Here’s how the company describes itself:
“Zymeworks is a clinical-stage biopharmaceutical company dedicated to the development of next-generation multifunctional biotherapeutics. Zymeworks’ suite of therapeutic platforms and its fully integrated drug development engine enable precise engineering of highly differentiated product candidates. Zymeworks’ lead clinical candidate, ZW25, is a novel Azymetric™ bispecific antibody currently in Phase 2 clinical development. Zymeworks’ second clinical candidate, ZW49, is a bispecific antibody-drug conjugate currently in Phase 1 clinical development and combines the unique design and antibody framework of ZW25 with Zymeworks’ proprietary ZymeLink™ cytotoxic payload. Zymeworks is also advancing a deep preclinical pipeline in oncology (including immuno-oncology agents) and other therapeutic areas. In addition, its therapeutic platforms are being leveraged through strategic partnerships with nine biopharmaceutical companies.”
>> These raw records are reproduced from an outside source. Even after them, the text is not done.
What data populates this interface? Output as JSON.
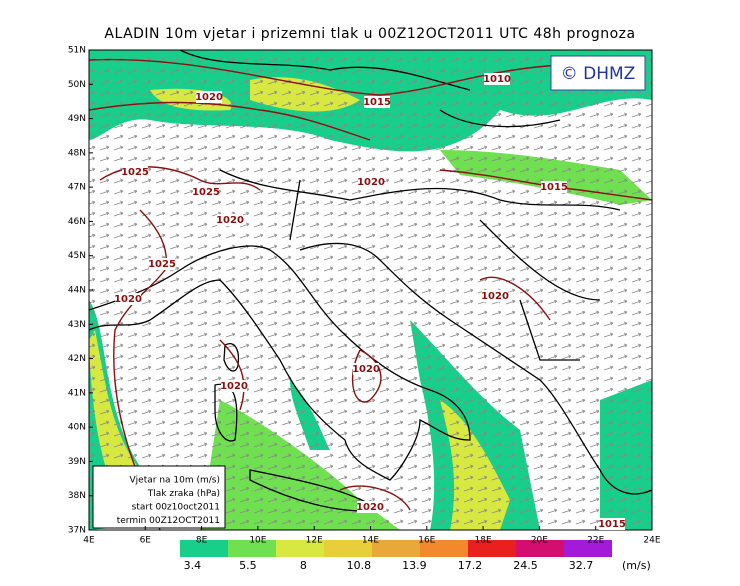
{
  "title": "ALADIN 10m vjetar i prizemni tlak u 00Z12OCT2011 UTC 48h prognoza",
  "watermark": "© DHMZ",
  "map": {
    "lat_labels": [
      "51N",
      "50N",
      "49N",
      "48N",
      "47N",
      "46N",
      "45N",
      "44N",
      "43N",
      "42N",
      "41N",
      "40N",
      "39N",
      "38N",
      "37N"
    ],
    "lon_labels": [
      "4E",
      "6E",
      "8E",
      "10E",
      "12E",
      "14E",
      "16E",
      "18E",
      "20E",
      "22E",
      "24E"
    ],
    "isobar_labels": [
      "1010",
      "1015",
      "1020",
      "1020",
      "1015",
      "1025",
      "1025",
      "1020",
      "1025",
      "1020",
      "1020",
      "1020",
      "1020",
      "1020",
      "1015"
    ]
  },
  "info_box": {
    "lines": [
      "Vjetar na 10m (m/s)",
      "Tlak zraka (hPa)",
      "start 00z10oct2011",
      "termin 00Z12OCT2011"
    ]
  },
  "colorbar": {
    "labels": [
      "3.4",
      "5.5",
      "8",
      "10.8",
      "13.9",
      "17.2",
      "24.5",
      "32.7"
    ],
    "unit": "(m/s)",
    "colors": [
      "#17cf8a",
      "#6fe04f",
      "#d7e841",
      "#e8cf3a",
      "#e8a83a",
      "#f08a2c",
      "#e8201e",
      "#d40e6e",
      "#a31ad8"
    ]
  }
}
And that’s about all I know about them. They did post a strategic update/2019 review press release a few weeks ago that includes their current plans, and they do have a couple clinical trials ongoing that could provide stock-moving news at some point this year, though they’re all listed as “enrolling” at the moment and I don’t know of anything imminent.
He also hints at three other picks that are buys right now and that are in his “special report”, the one that I could recognize without going back and recording part of the seminar is Safehold (SAFE), which is a REIT that owns ground leases (the land under the building, not the building itself) — Givens says he thinks the fact that the CEO has been buying and money flooding in means that it will rise by 150-200% this year.
I think that one’s absurdly overvalued at this point, it’s basically the safest part of the real estate ownership structure but also has extremely long-term and low-rent ground leases so the dividend doesn’t appear to have any chance to grow aggressively unless there’s something surprising in their future that I don’t see, and it yields less than 1.4%.